Position title: Microbiology Doctoral Training Program
- Robert Landick
Transcription Regulation of Surface Polysaccharides by Human Symbiotic Bacteroides spp
Alterations in the composition and functions of microbes within the human gut microbiota are linked to an ever growing list of human health conditions, including cardiovascular disease, obesity, and cancer. Despite the importance of the microbiota, molecular insight into the machineries of the abundant Bacteroides is lacking. Knowledge of transcription mechanisms in particular would aid in manipulation of Bacteroides for engineering the microbiota and developing symbiote-friendly antibiotics to improve human health. Capsule operons are particularly interesting because of cross-operon regulation mediated by novel transcription factors. Capsules empower Bacteroides by enhancing their ability to evade phages and human immune cells, adhere to gut epithelial cells, and compete with other organisms. Cross-operon regulation enables coordination of expression of distinct capsular polysaccharides (CPS) separately produced from eight CPS loci, but whether individual cells express predominantly single CPS or discrete CPS subsets is unknown. An understanding of CPS coexpression patterns requires molecular dissection of the underlying transcription mechanisms. These operons feature invertible promoters, universal transcription activators (UpxYs), and novel transcription inhibitors (UpxZs). Phase variable promoters enable bacteria to maximally vary their surface, but whether inversions at these operons are stochastic or regulated is unclear. Additionally, the regulon of each of the eight Y paralogs depends on the sequence that recruits them, but these sequences are unknown. Zs were suggested to inhibit subsets of heterologous operons’ expression by binding their Ys, but this hypothesis was not rigorously tested. After producing Bacteroides RNA polymerase (RNAP), Ys, and Zs, I identified several Y recruitment sites and found that Zs indeed inhibit Ys directly. I hypothesize that promoter inversions are stochastic and that CPS co-expression patterns are determined primarily by the Y protein regulon and Y–Z interaction network. To dissect this complex regulatory circuit, I will use strategic collaborations and obtain training in biochemistry, genomics, and genetic manipulation of wild, anaerobic Bacteroides to:
1) Identify additional Y recruitment sites, determine the basis for Y operon specificity, and simultaneously determine the first structure of Bacteroides RNAP,
2) Establish the molecular basis for and the network of interactions between all 64 Y–Z pairs, and 3) Determine promoter orientations and CPS co-expression patterns within individual bacterial cells.

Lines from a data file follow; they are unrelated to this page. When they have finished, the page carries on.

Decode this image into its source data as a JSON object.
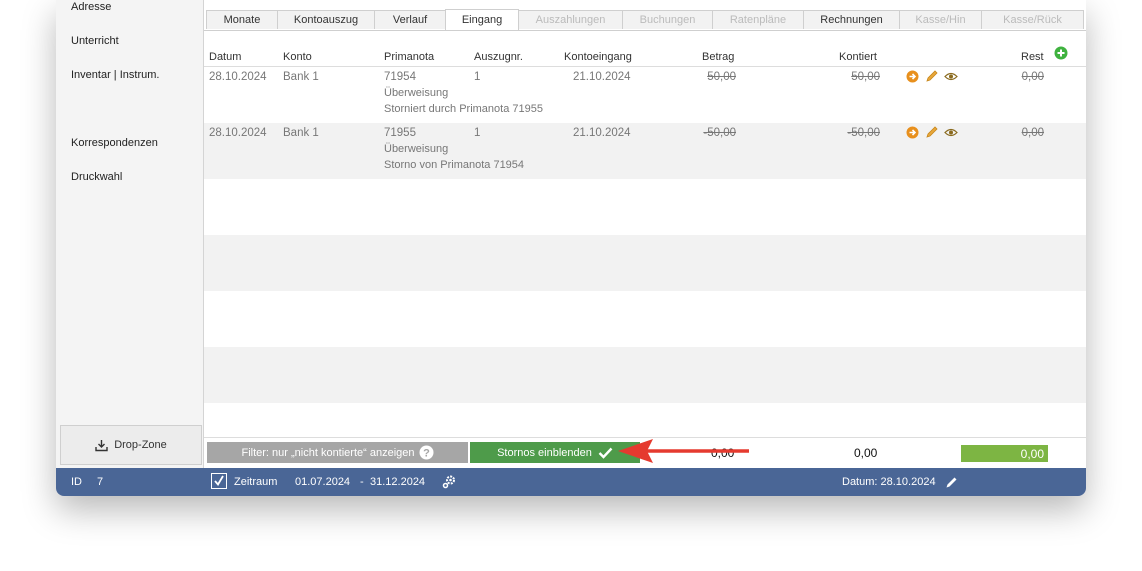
{
  "sidebar": {
    "items": [
      {
        "label": "Adresse"
      },
      {
        "label": "Unterricht"
      },
      {
        "label": "Inventar | Instrum."
      },
      {
        "label": "Korrespondenzen"
      },
      {
        "label": "Druckwahl"
      }
    ],
    "dropzone_label": "Drop-Zone"
  },
  "tabs": [
    {
      "label": "Monate"
    },
    {
      "label": "Kontoauszug"
    },
    {
      "label": "Verlauf"
    },
    {
      "label": "Eingang"
    },
    {
      "label": "Auszahlungen"
    },
    {
      "label": "Buchungen"
    },
    {
      "label": "Ratenpläne"
    },
    {
      "label": "Rechnungen"
    },
    {
      "label": "Kasse/Hin"
    },
    {
      "label": "Kasse/Rück"
    }
  ],
  "columns": {
    "datum": "Datum",
    "konto": "Konto",
    "primanota": "Primanota",
    "auszugnr": "Auszugnr.",
    "kontoeingang": "Kontoeingang",
    "betrag": "Betrag",
    "kontiert": "Kontiert",
    "rest": "Rest"
  },
  "rows": [
    {
      "datum": "28.10.2024",
      "konto": "Bank 1",
      "primanota": "71954",
      "typ": "Überweisung",
      "note": "Storniert durch Primanota 71955",
      "auszugnr": "1",
      "kontoeingang": "21.10.2024",
      "betrag": "50,00",
      "kontiert": "50,00",
      "rest": "0,00"
    },
    {
      "datum": "28.10.2024",
      "konto": "Bank 1",
      "primanota": "71955",
      "typ": "Überweisung",
      "note": "Storno von Primanota 71954",
      "auszugnr": "1",
      "kontoeingang": "21.10.2024",
      "betrag": "-50,00",
      "kontiert": "-50,00",
      "rest": "0,00"
    }
  ],
  "footer": {
    "filter_label": "Filter: nur „nicht kontierte“ anzeigen",
    "stornos_label": "Stornos einblenden",
    "sum_betrag": "0,00",
    "sum_kontiert": "0,00",
    "sum_rest": "0,00"
  },
  "status": {
    "id_label": "ID",
    "id_value": "7",
    "zeitraum_label": "Zeitraum",
    "zeitraum_from": "01.07.2024",
    "zeitraum_sep": "-",
    "zeitraum_to": "31.12.2024",
    "datum_label": "Datum: 28.10.2024"
  },
  "colors": {
    "statusbar": "#4a6696",
    "storno_button": "#4e9b4a",
    "filter_button": "#a6a6a6",
    "rest_box": "#7db543",
    "arrow": "#e53a2f",
    "icon_orange": "#e8901d",
    "add_icon": "#3fb23f"
  }
}
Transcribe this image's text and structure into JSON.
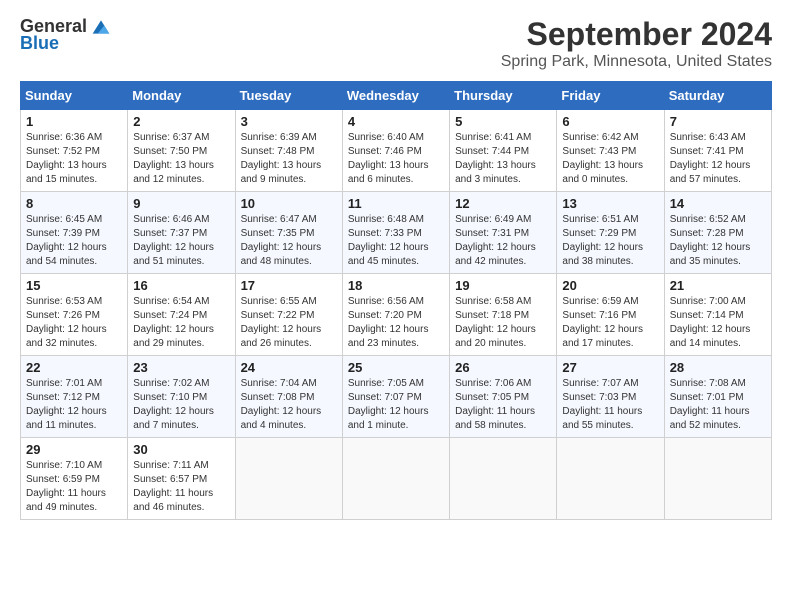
{
  "header": {
    "logo_general": "General",
    "logo_blue": "Blue",
    "month": "September 2024",
    "location": "Spring Park, Minnesota, United States"
  },
  "days_of_week": [
    "Sunday",
    "Monday",
    "Tuesday",
    "Wednesday",
    "Thursday",
    "Friday",
    "Saturday"
  ],
  "weeks": [
    [
      {
        "day": "1",
        "sunrise": "6:36 AM",
        "sunset": "7:52 PM",
        "daylight": "13 hours and 15 minutes."
      },
      {
        "day": "2",
        "sunrise": "6:37 AM",
        "sunset": "7:50 PM",
        "daylight": "13 hours and 12 minutes."
      },
      {
        "day": "3",
        "sunrise": "6:39 AM",
        "sunset": "7:48 PM",
        "daylight": "13 hours and 9 minutes."
      },
      {
        "day": "4",
        "sunrise": "6:40 AM",
        "sunset": "7:46 PM",
        "daylight": "13 hours and 6 minutes."
      },
      {
        "day": "5",
        "sunrise": "6:41 AM",
        "sunset": "7:44 PM",
        "daylight": "13 hours and 3 minutes."
      },
      {
        "day": "6",
        "sunrise": "6:42 AM",
        "sunset": "7:43 PM",
        "daylight": "13 hours and 0 minutes."
      },
      {
        "day": "7",
        "sunrise": "6:43 AM",
        "sunset": "7:41 PM",
        "daylight": "12 hours and 57 minutes."
      }
    ],
    [
      {
        "day": "8",
        "sunrise": "6:45 AM",
        "sunset": "7:39 PM",
        "daylight": "12 hours and 54 minutes."
      },
      {
        "day": "9",
        "sunrise": "6:46 AM",
        "sunset": "7:37 PM",
        "daylight": "12 hours and 51 minutes."
      },
      {
        "day": "10",
        "sunrise": "6:47 AM",
        "sunset": "7:35 PM",
        "daylight": "12 hours and 48 minutes."
      },
      {
        "day": "11",
        "sunrise": "6:48 AM",
        "sunset": "7:33 PM",
        "daylight": "12 hours and 45 minutes."
      },
      {
        "day": "12",
        "sunrise": "6:49 AM",
        "sunset": "7:31 PM",
        "daylight": "12 hours and 42 minutes."
      },
      {
        "day": "13",
        "sunrise": "6:51 AM",
        "sunset": "7:29 PM",
        "daylight": "12 hours and 38 minutes."
      },
      {
        "day": "14",
        "sunrise": "6:52 AM",
        "sunset": "7:28 PM",
        "daylight": "12 hours and 35 minutes."
      }
    ],
    [
      {
        "day": "15",
        "sunrise": "6:53 AM",
        "sunset": "7:26 PM",
        "daylight": "12 hours and 32 minutes."
      },
      {
        "day": "16",
        "sunrise": "6:54 AM",
        "sunset": "7:24 PM",
        "daylight": "12 hours and 29 minutes."
      },
      {
        "day": "17",
        "sunrise": "6:55 AM",
        "sunset": "7:22 PM",
        "daylight": "12 hours and 26 minutes."
      },
      {
        "day": "18",
        "sunrise": "6:56 AM",
        "sunset": "7:20 PM",
        "daylight": "12 hours and 23 minutes."
      },
      {
        "day": "19",
        "sunrise": "6:58 AM",
        "sunset": "7:18 PM",
        "daylight": "12 hours and 20 minutes."
      },
      {
        "day": "20",
        "sunrise": "6:59 AM",
        "sunset": "7:16 PM",
        "daylight": "12 hours and 17 minutes."
      },
      {
        "day": "21",
        "sunrise": "7:00 AM",
        "sunset": "7:14 PM",
        "daylight": "12 hours and 14 minutes."
      }
    ],
    [
      {
        "day": "22",
        "sunrise": "7:01 AM",
        "sunset": "7:12 PM",
        "daylight": "12 hours and 11 minutes."
      },
      {
        "day": "23",
        "sunrise": "7:02 AM",
        "sunset": "7:10 PM",
        "daylight": "12 hours and 7 minutes."
      },
      {
        "day": "24",
        "sunrise": "7:04 AM",
        "sunset": "7:08 PM",
        "daylight": "12 hours and 4 minutes."
      },
      {
        "day": "25",
        "sunrise": "7:05 AM",
        "sunset": "7:07 PM",
        "daylight": "12 hours and 1 minute."
      },
      {
        "day": "26",
        "sunrise": "7:06 AM",
        "sunset": "7:05 PM",
        "daylight": "11 hours and 58 minutes."
      },
      {
        "day": "27",
        "sunrise": "7:07 AM",
        "sunset": "7:03 PM",
        "daylight": "11 hours and 55 minutes."
      },
      {
        "day": "28",
        "sunrise": "7:08 AM",
        "sunset": "7:01 PM",
        "daylight": "11 hours and 52 minutes."
      }
    ],
    [
      {
        "day": "29",
        "sunrise": "7:10 AM",
        "sunset": "6:59 PM",
        "daylight": "11 hours and 49 minutes."
      },
      {
        "day": "30",
        "sunrise": "7:11 AM",
        "sunset": "6:57 PM",
        "daylight": "11 hours and 46 minutes."
      },
      null,
      null,
      null,
      null,
      null
    ]
  ]
}
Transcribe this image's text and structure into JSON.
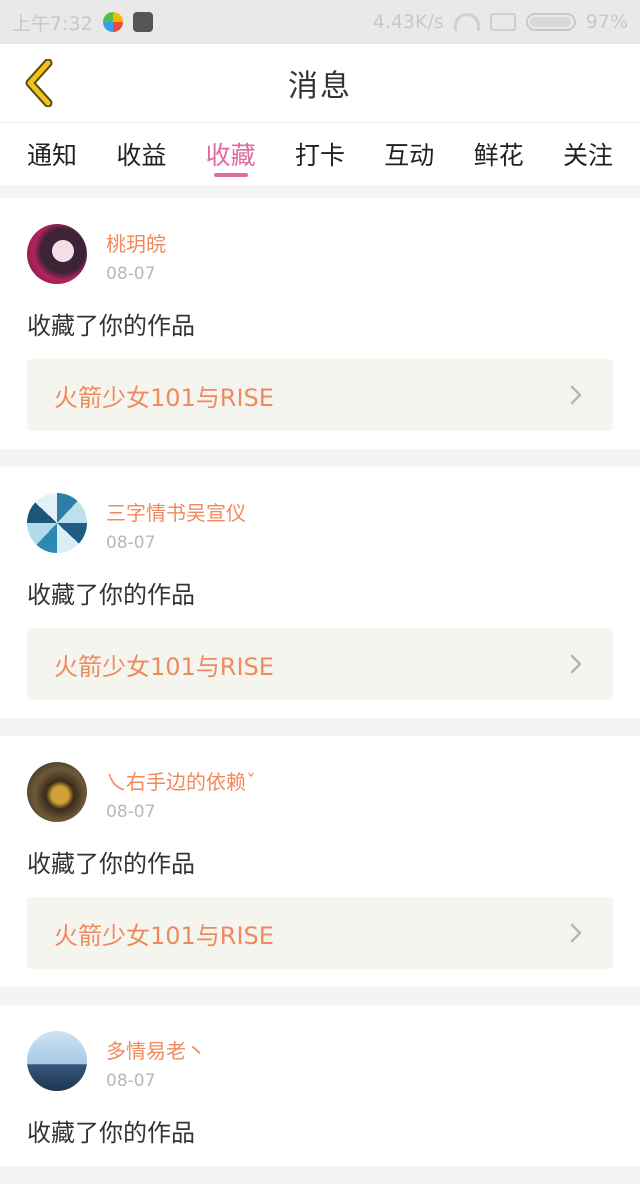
{
  "status_bar": {
    "time": "上午7:32",
    "speed": "4.43K/s",
    "battery": "97%",
    "battery_level": 0.97
  },
  "header": {
    "title": "消息"
  },
  "tabs": [
    {
      "label": "通知",
      "active": false
    },
    {
      "label": "收益",
      "active": false
    },
    {
      "label": "收藏",
      "active": true
    },
    {
      "label": "打卡",
      "active": false
    },
    {
      "label": "互动",
      "active": false
    },
    {
      "label": "鲜花",
      "active": false
    },
    {
      "label": "关注",
      "active": false
    }
  ],
  "notifications": [
    {
      "username": "桃玥皖",
      "date": "08-07",
      "action": "收藏了你的作品",
      "work_title": "火箭少女101与RISE"
    },
    {
      "username": "三字情书吴宣仪",
      "date": "08-07",
      "action": "收藏了你的作品",
      "work_title": "火箭少女101与RISE"
    },
    {
      "username": "乀右手边的依赖ˇ",
      "date": "08-07",
      "action": "收藏了你的作品",
      "work_title": "火箭少女101与RISE"
    },
    {
      "username": "多情易老丶",
      "date": "08-07",
      "action": "收藏了你的作品",
      "work_title": ""
    }
  ],
  "colors": {
    "accent_pink": "#e36aa3",
    "username_orange": "#f08a5d",
    "back_arrow_yellow": "#f2c418"
  }
}
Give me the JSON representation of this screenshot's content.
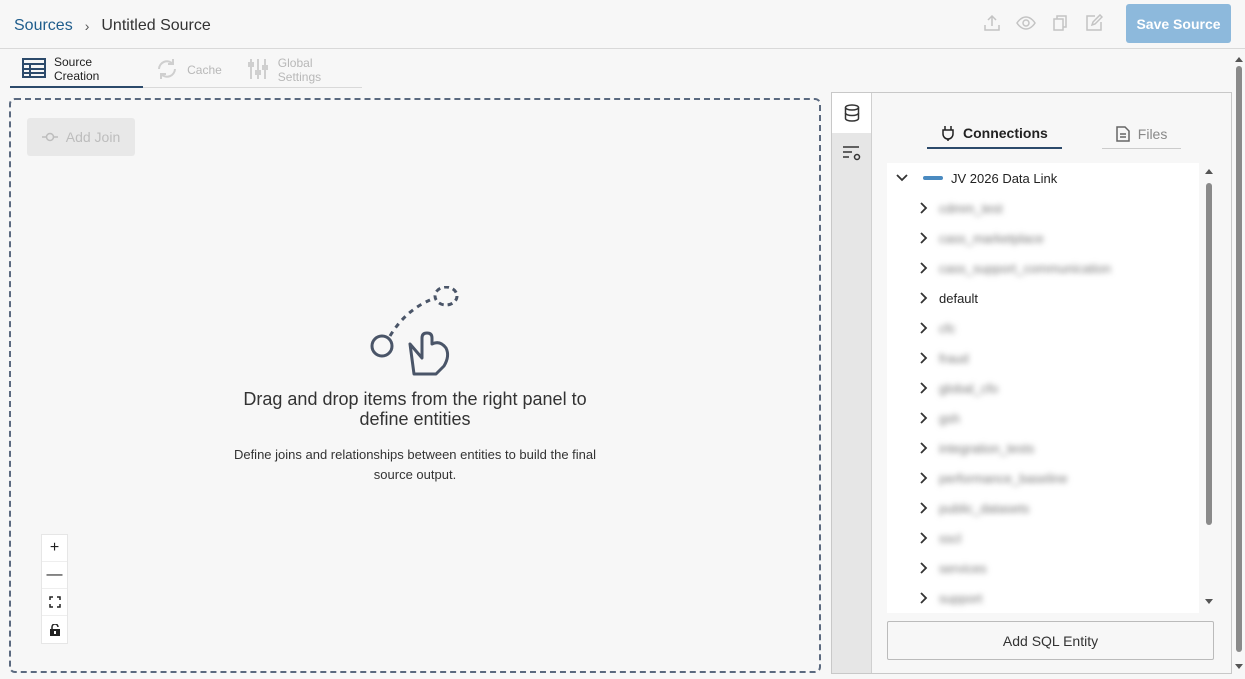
{
  "breadcrumb": {
    "root": "Sources",
    "separator": "›",
    "current": "Untitled Source"
  },
  "toolbar": {
    "icons": [
      "export-icon",
      "eye-icon",
      "copy-icon",
      "edit-icon"
    ],
    "save_label": "Save Source"
  },
  "tabs": [
    {
      "label": "Source Creation",
      "active": true,
      "icon": "table-icon"
    },
    {
      "label": "Cache",
      "active": false,
      "icon": "refresh-icon"
    },
    {
      "label": "Global Settings",
      "active": false,
      "icon": "sliders-icon"
    }
  ],
  "canvas": {
    "add_join_label": "Add Join",
    "empty_title_line1": "Drag and drop items from the right panel to",
    "empty_title_line2": "define entities",
    "empty_sub_line1": "Define joins and relationships between entities to build the final",
    "empty_sub_line2": "source output.",
    "zoom": {
      "in": "+",
      "out": "—"
    }
  },
  "right_panel": {
    "tabs": [
      {
        "label": "Connections",
        "active": true,
        "icon": "plug-icon"
      },
      {
        "label": "Files",
        "active": false,
        "icon": "file-icon"
      }
    ],
    "connection": {
      "name": "JV 2026 Data Link",
      "expanded": true
    },
    "schemas": [
      {
        "label": "cdmm_test",
        "blurred": true
      },
      {
        "label": "cass_marketplace",
        "blurred": true
      },
      {
        "label": "cass_support_communication",
        "blurred": true
      },
      {
        "label": "default",
        "blurred": false
      },
      {
        "label": "cfc",
        "blurred": true
      },
      {
        "label": "fraud",
        "blurred": true
      },
      {
        "label": "global_cfo",
        "blurred": true
      },
      {
        "label": "gsh",
        "blurred": true
      },
      {
        "label": "integration_tests",
        "blurred": true
      },
      {
        "label": "performance_baseline",
        "blurred": true
      },
      {
        "label": "public_datasets",
        "blurred": true
      },
      {
        "label": "sscl",
        "blurred": true
      },
      {
        "label": "services",
        "blurred": true
      },
      {
        "label": "support",
        "blurred": true
      }
    ],
    "add_sql_label": "Add SQL Entity"
  },
  "colors": {
    "accent": "#2c4a6b",
    "link": "#1f5d8c",
    "save_button": "#8db9dc",
    "canvas_border": "#5b6a80"
  }
}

Collectively, accomplishing these aims will help us better understand how these organisms vary their capsules to dominate the human gut microbiota. I will characterize the only known direct inhibitor (Z) of the universal NusG–RfaH–Spt5 transcription factor family. I will improve our understanding of Bacteroides transcription and acquire evolutionary insight into fundamental transcription mechanisms to further approaches for engineering the human gut microbiota and developing symbiote-friendly antibiotics.